If society really cared about adult men involved with teen girls, society would be doing something about it other than giving the adult men the tools to hide their crimes (free access to abortion and birth control without parental permission, and agencies like Planned Parenthood actually following the law).

Anonymous said...

and be raped by old petafiles

Yes, this is troubling. Perhaps we should start a campaign to encourage animal rights activists to keep their document achives locked.

Anonymous said...

Yes Texas there is a Sarah, LOL, that is just classic. Thanks, BIV

Bored in Vernal said...

SR and Headmistress, great comments.

LL, rofl!
anon, take that! hah!

ungewiss, ♥! one of these days I will add Tshirts to this site, I will keep that slogan in mind.

Anonymous said...

"Followers of this case are aware that there is reason to suspect that the call came from an outsider, and that the young abused girl does not exist. Marleigh Meisner, spokeswoman with the Texas Department of Family and Protective Services, is scrambling to justify the raid and essentially the kidnapping of more than 400 FLDS children on the strength of this one phone call."

As I explained there is a good faith cause in abuse cases. I'd be happy to go over it again.

And you talk about teen pregnancy rate- while it's nice to hear that the rate is lower at the YFZ ranch, it has nothing to do with simply teens getting pregnant! The State doesn't care if the teens are getting knocked up! As you said, it happens all the time all over the world! It's a matter of getting knocked up by ADULT MEN. If there were 30 underage pregnant girls who were fertilized by 30 teen boys- it wouldn't be as big an issue. It's a matter of an isolated community that endorses (as a WHOLE not individual families) child rape. Does that make sense to you?

Anonymous said...

and to answer silverrain- I see where you're coming from: pregnant by a teenage boy who has already left you verses an older man that will provide for you for like. I'm with you on that-- an FLDS man interviewed said polygamy is better than adultery. I agree. I want silverrain to consider that the State of Texas isn't trying to argue a MORAL issue, but a LEGAL issue. A 50 year old man having sex with a girl under 18 is illegal. No one is saying it's worse than other things- I think there's plenty worse. But they need to follow the law, or otherwise change the law. It fascinates me that they'll take our welfare money in a heartbeat but won't follow our laws or cooperate with authorities.

Me said...

Legally speaking, when it comes to statutory rape, there is no difference between an 18 year old man and a 50 year old when it comes to having sexual contact with minors who are under the age of consent.

Me said...

I was curious and wanted to be sure what I said was accurate, so I looked it up.

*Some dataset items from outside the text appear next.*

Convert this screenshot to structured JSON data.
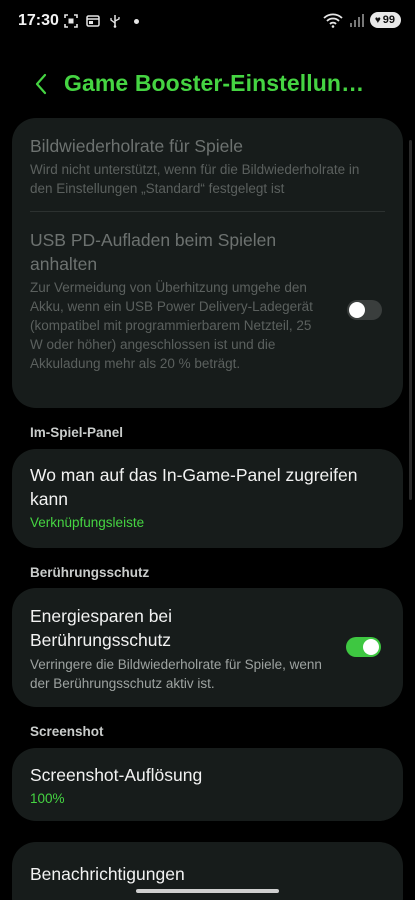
{
  "status_bar": {
    "time": "17:30",
    "battery_level": "99"
  },
  "header": {
    "title": "Game Booster-Einstellun…"
  },
  "settings_group_1": {
    "refresh_rate": {
      "title": "Bildwiederholrate für Spiele",
      "description": "Wird nicht unterstützt, wenn für die Bildwiederholrate in den Einstellungen „Standard“ festgelegt ist"
    },
    "usb_pd": {
      "title": "USB PD-Aufladen beim Spielen anhalten",
      "description": "Zur Vermeidung von Überhitzung umgehe den Akku, wenn ein USB Power Delivery-Ladegerät (kompatibel mit programmierbarem Netzteil, 25 W oder höher) angeschlossen ist und die Akkuladung mehr als 20 % beträgt.",
      "enabled": false
    }
  },
  "in_game_panel": {
    "section_title": "Im-Spiel-Panel",
    "access": {
      "title": "Wo man auf das In-Game-Panel zugreifen kann",
      "value": "Verknüpfungsleiste"
    }
  },
  "touch_protection": {
    "section_title": "Berührungsschutz",
    "power_saving": {
      "title": "Energiesparen bei Berührungsschutz",
      "description": "Verringere die Bildwiederholrate für Spiele, wenn der Berührungsschutz aktiv ist.",
      "enabled": true
    }
  },
  "screenshot": {
    "section_title": "Screenshot",
    "resolution": {
      "title": "Screenshot-Auflösung",
      "value": "100%"
    }
  },
  "notifications": {
    "title": "Benachrichtigungen"
  },
  "colors": {
    "accent": "#45d442",
    "card_background": "#171c1b",
    "toggle_on": "#3ec741"
  }
}
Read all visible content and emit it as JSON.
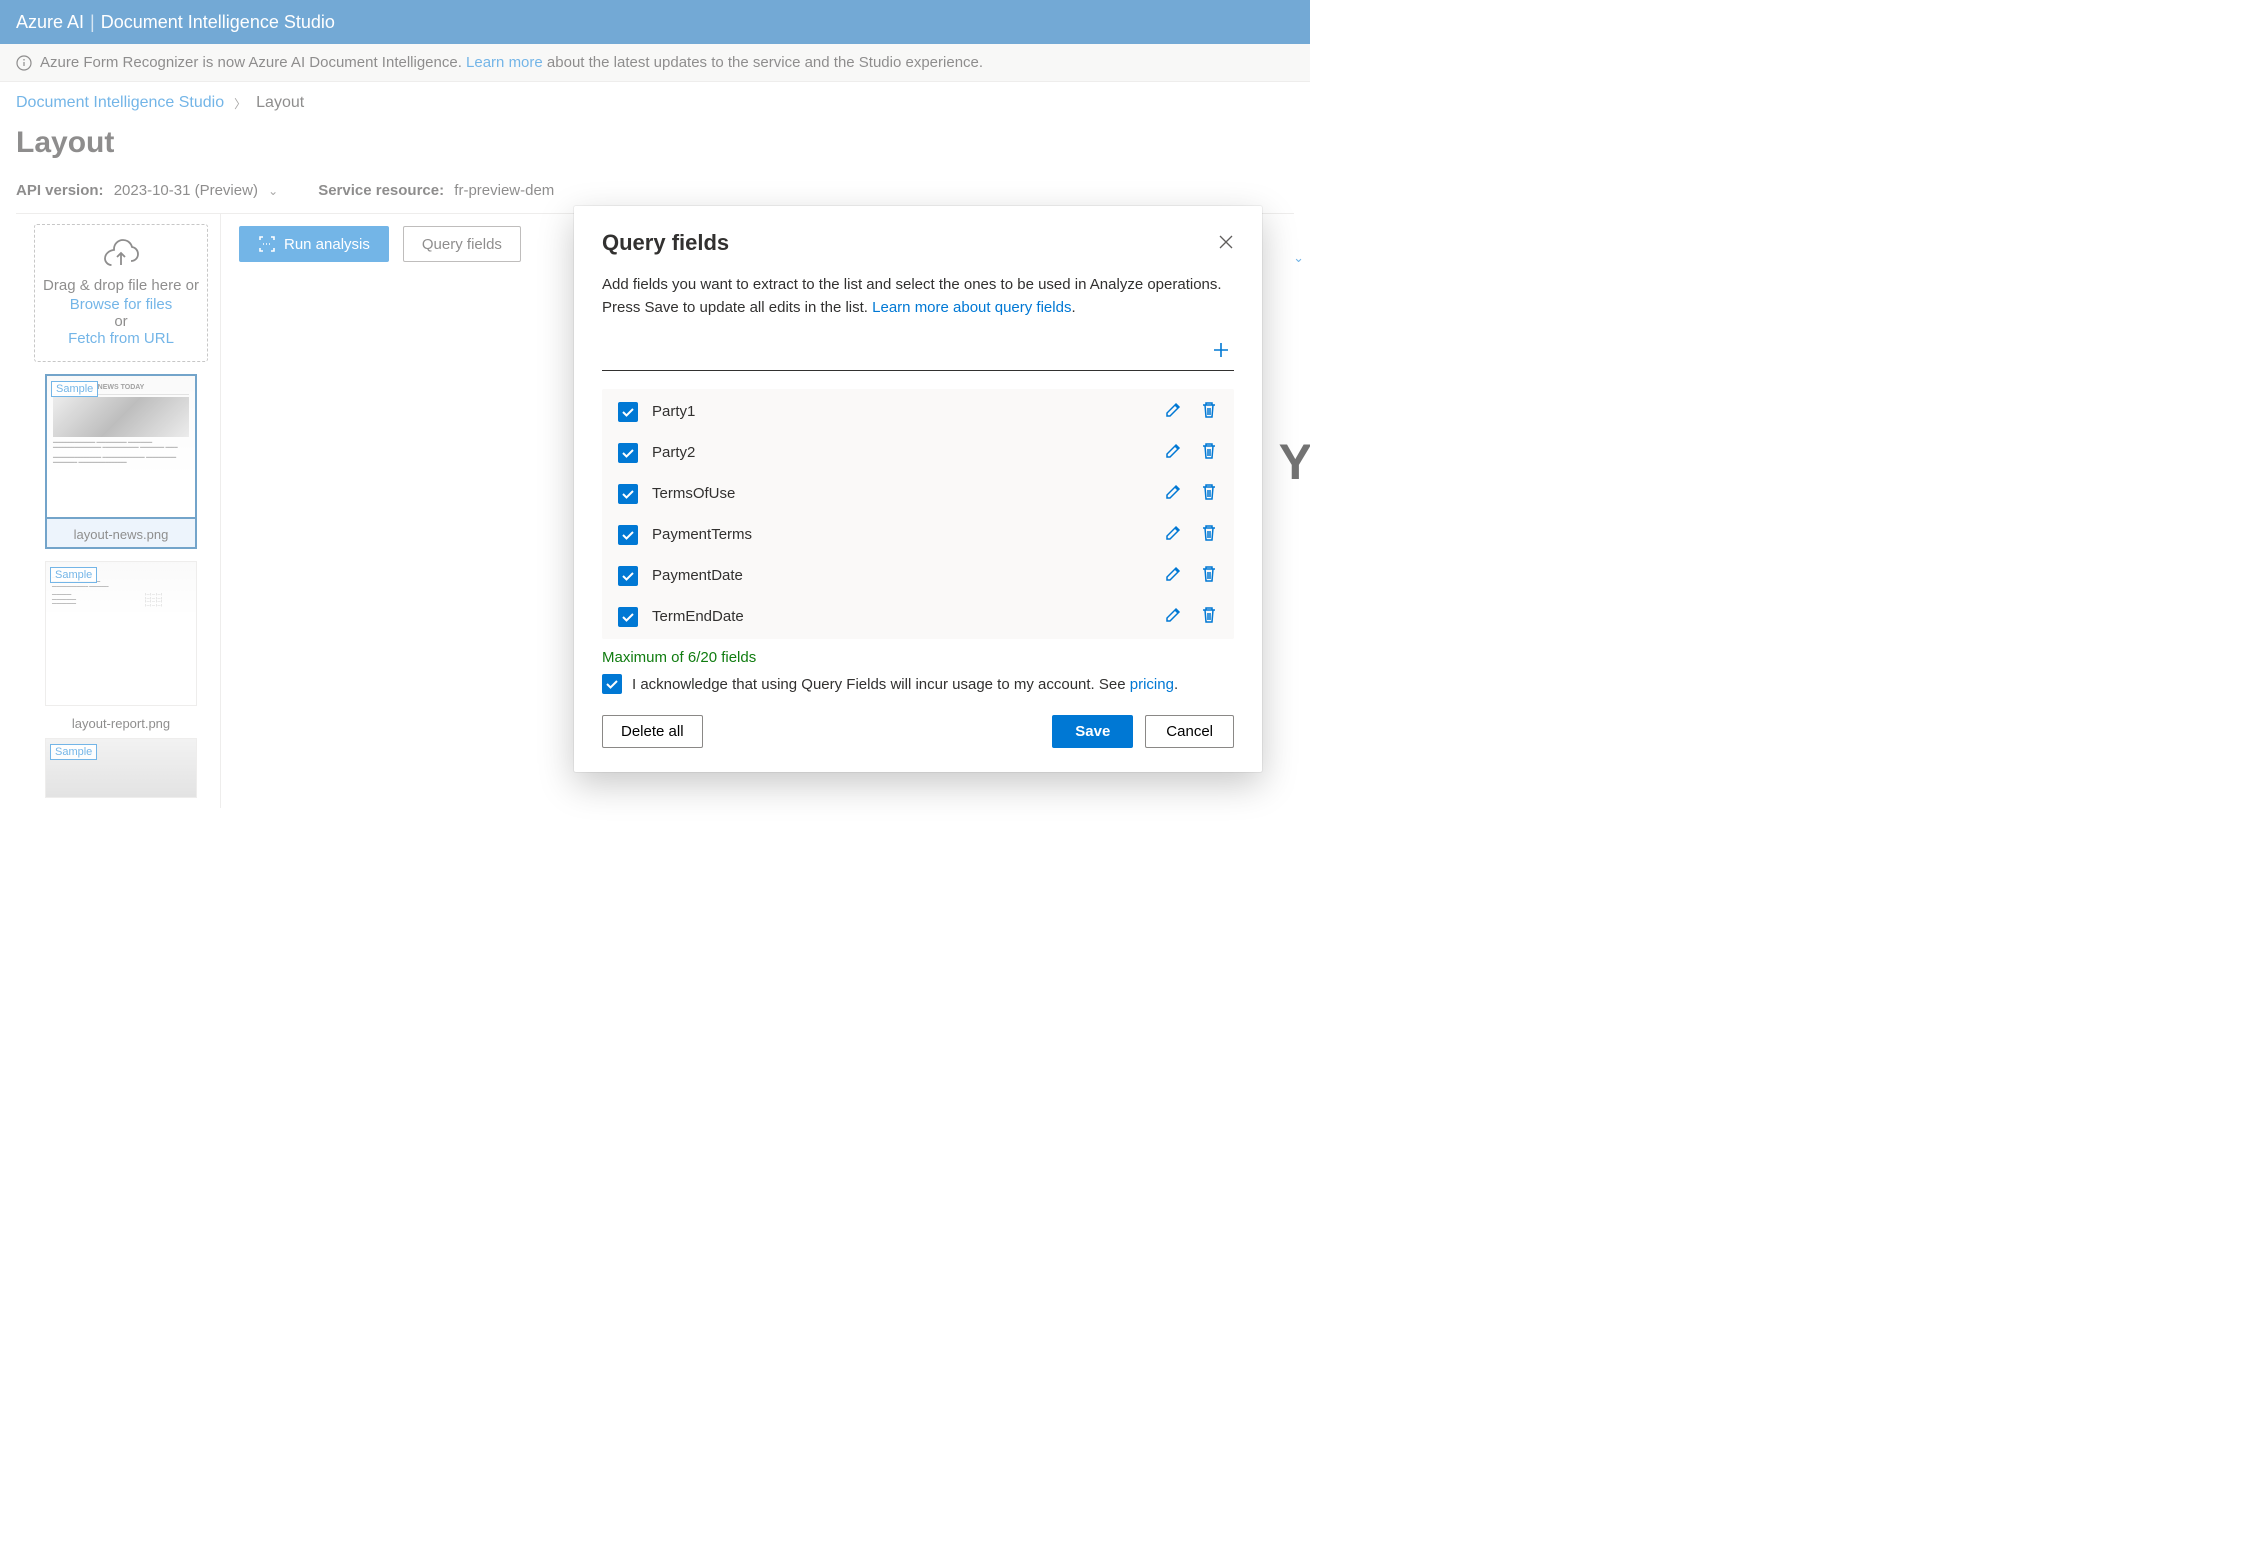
{
  "top_bar": {
    "brand": "Azure AI",
    "product": "Document Intelligence Studio"
  },
  "banner": {
    "text_before": "Azure Form Recognizer is now Azure AI Document Intelligence. ",
    "link": "Learn more",
    "text_after": " about the latest updates to the service and the Studio experience."
  },
  "breadcrumb": {
    "root": "Document Intelligence Studio",
    "current": "Layout"
  },
  "page_title": "Layout",
  "meta": {
    "api_label": "API version:",
    "api_value": "2023-10-31 (Preview)",
    "resource_label": "Service resource:",
    "resource_value": "fr-preview-dem"
  },
  "dropzone": {
    "line1": "Drag & drop file here or",
    "browse": "Browse for files",
    "or": "or",
    "fetch": "Fetch from URL"
  },
  "thumbs": [
    {
      "badge": "Sample",
      "label": "layout-news.png",
      "selected": true,
      "headline": "NEWS TODAY"
    },
    {
      "badge": "Sample",
      "label": "layout-report.png",
      "selected": false,
      "headline": ""
    },
    {
      "badge": "Sample",
      "label": "",
      "selected": false,
      "headline": ""
    }
  ],
  "toolbar": {
    "run": "Run analysis",
    "query": "Query fields"
  },
  "modal": {
    "title": "Query fields",
    "desc": "Add fields you want to extract to the list and select the ones to be used in Analyze operations. Press Save to update all edits in the list. ",
    "learn_link": "Learn more about query fields",
    "fields": [
      {
        "name": "Party1",
        "checked": true
      },
      {
        "name": "Party2",
        "checked": true
      },
      {
        "name": "TermsOfUse",
        "checked": true
      },
      {
        "name": "PaymentTerms",
        "checked": true
      },
      {
        "name": "PaymentDate",
        "checked": true
      },
      {
        "name": "TermEndDate",
        "checked": true
      }
    ],
    "max_msg": "Maximum of 6/20 fields",
    "ack_text": "I acknowledge that using Query Fields will incur usage to my account. See ",
    "ack_link": "pricing",
    "delete_all": "Delete all",
    "save": "Save",
    "cancel": "Cancel"
  }
}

The age of consent in Texas is 17, but there is an "affirmative defense to prosecution under this section that the actor...was not more than three years older than the victim and of the opposite sex...(and) did not use duress, force, or a threat against the victim at the time of the offence"

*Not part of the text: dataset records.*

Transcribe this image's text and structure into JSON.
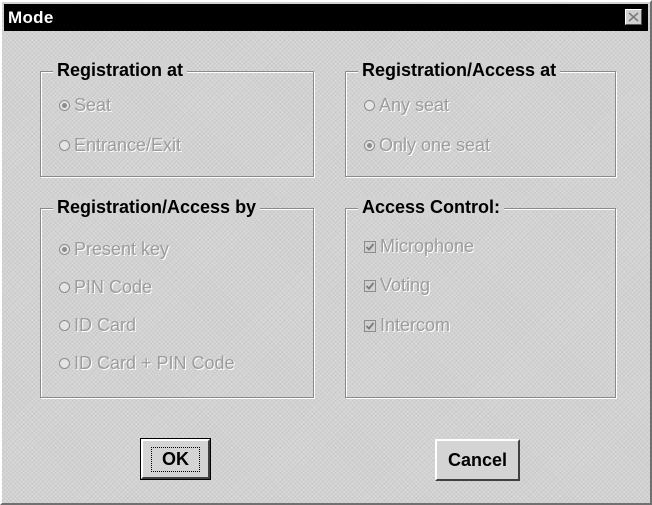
{
  "window": {
    "title": "Mode"
  },
  "groups": {
    "registration_at": {
      "label": "Registration at",
      "options": [
        {
          "label": "Seat",
          "checked": true
        },
        {
          "label": "Entrance/Exit",
          "checked": false
        }
      ]
    },
    "registration_access_at": {
      "label": "Registration/Access at",
      "options": [
        {
          "label": "Any seat",
          "checked": false
        },
        {
          "label": "Only one seat",
          "checked": true
        }
      ]
    },
    "registration_access_by": {
      "label": "Registration/Access by",
      "options": [
        {
          "label": "Present key",
          "checked": true
        },
        {
          "label": "PIN Code",
          "checked": false
        },
        {
          "label": "ID Card",
          "checked": false
        },
        {
          "label": "ID Card + PIN Code",
          "checked": false
        }
      ]
    },
    "access_control": {
      "label": "Access Control:",
      "options": [
        {
          "label": "Microphone",
          "checked": true
        },
        {
          "label": "Voting",
          "checked": true
        },
        {
          "label": "Intercom",
          "checked": true
        }
      ]
    }
  },
  "buttons": {
    "ok": "OK",
    "cancel": "Cancel"
  },
  "colors": {
    "titlebar": "#000000",
    "dialog_bg": "#d2d2d2",
    "disabled_text": "#9c9c9c"
  }
}
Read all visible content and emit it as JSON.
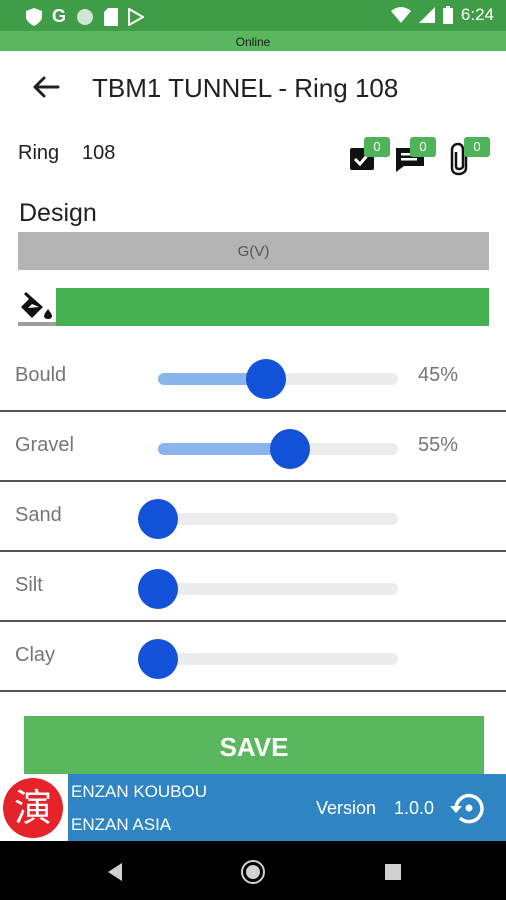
{
  "status_bar": {
    "time": "6:24",
    "left_icons": [
      "shield-icon",
      "google-icon",
      "circle-icon",
      "sim-icon",
      "play-store-icon"
    ],
    "right_icons": [
      "wifi-icon",
      "signal-icon",
      "battery-icon"
    ]
  },
  "connection": {
    "status": "Online"
  },
  "toolbar": {
    "title": "TBM1 TUNNEL - Ring 108",
    "back_icon": "arrow-back-icon"
  },
  "ring": {
    "label": "Ring",
    "value": "108",
    "checklist_count": "0",
    "comment_count": "0",
    "attachment_count": "0"
  },
  "design": {
    "label": "Design",
    "value": "G(V)"
  },
  "sliders": [
    {
      "label": "Bould",
      "percent": 45,
      "display": "45%"
    },
    {
      "label": "Gravel",
      "percent": 55,
      "display": "55%"
    },
    {
      "label": "Sand",
      "percent": 0,
      "display": ""
    },
    {
      "label": "Silt",
      "percent": 0,
      "display": ""
    },
    {
      "label": "Clay",
      "percent": 0,
      "display": ""
    }
  ],
  "save_label": "SAVE",
  "footer": {
    "logo_char": "演",
    "company_line1": "ENZAN KOUBOU",
    "company_line2": "ENZAN ASIA",
    "version_label": "Version",
    "version_value": "1.0.0"
  },
  "colors": {
    "status_bar": "#3f9d48",
    "online_bar": "#5bb75f",
    "fill_green": "#45b04f",
    "slider_thumb": "#1352d8",
    "slider_fill": "#8ab5ec",
    "save_button": "#59b85d",
    "footer": "#2f84c4",
    "logo": "#e7232a"
  }
}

This seems to mean that if a 19-year-old man has sex with a 16-year-old girl, he may not be prosecuted, but if he's 20 he's outside of that loophole?

I amend my comment above to: Legally speaking, there's no difference between a 20-year-old and a 50-year-old man when it comes to having sex with females under the age of 17 in Texas.

Anonymous said...

who said there's a difference?

John White said...


I'm a bit ... puzzled BiV. Legal issues aside (really), institutionalized polygamy in an isolated community where young girls are in plural marriages with much older men "feels" very different to me than non-institutionalized, non-isolated, non-polygamous teen pregnancy.

And I'm always wondering what happens to young men in these types of community. Do they just leave? Or hang around practicing celibacy? Seems like a recipe for disaster.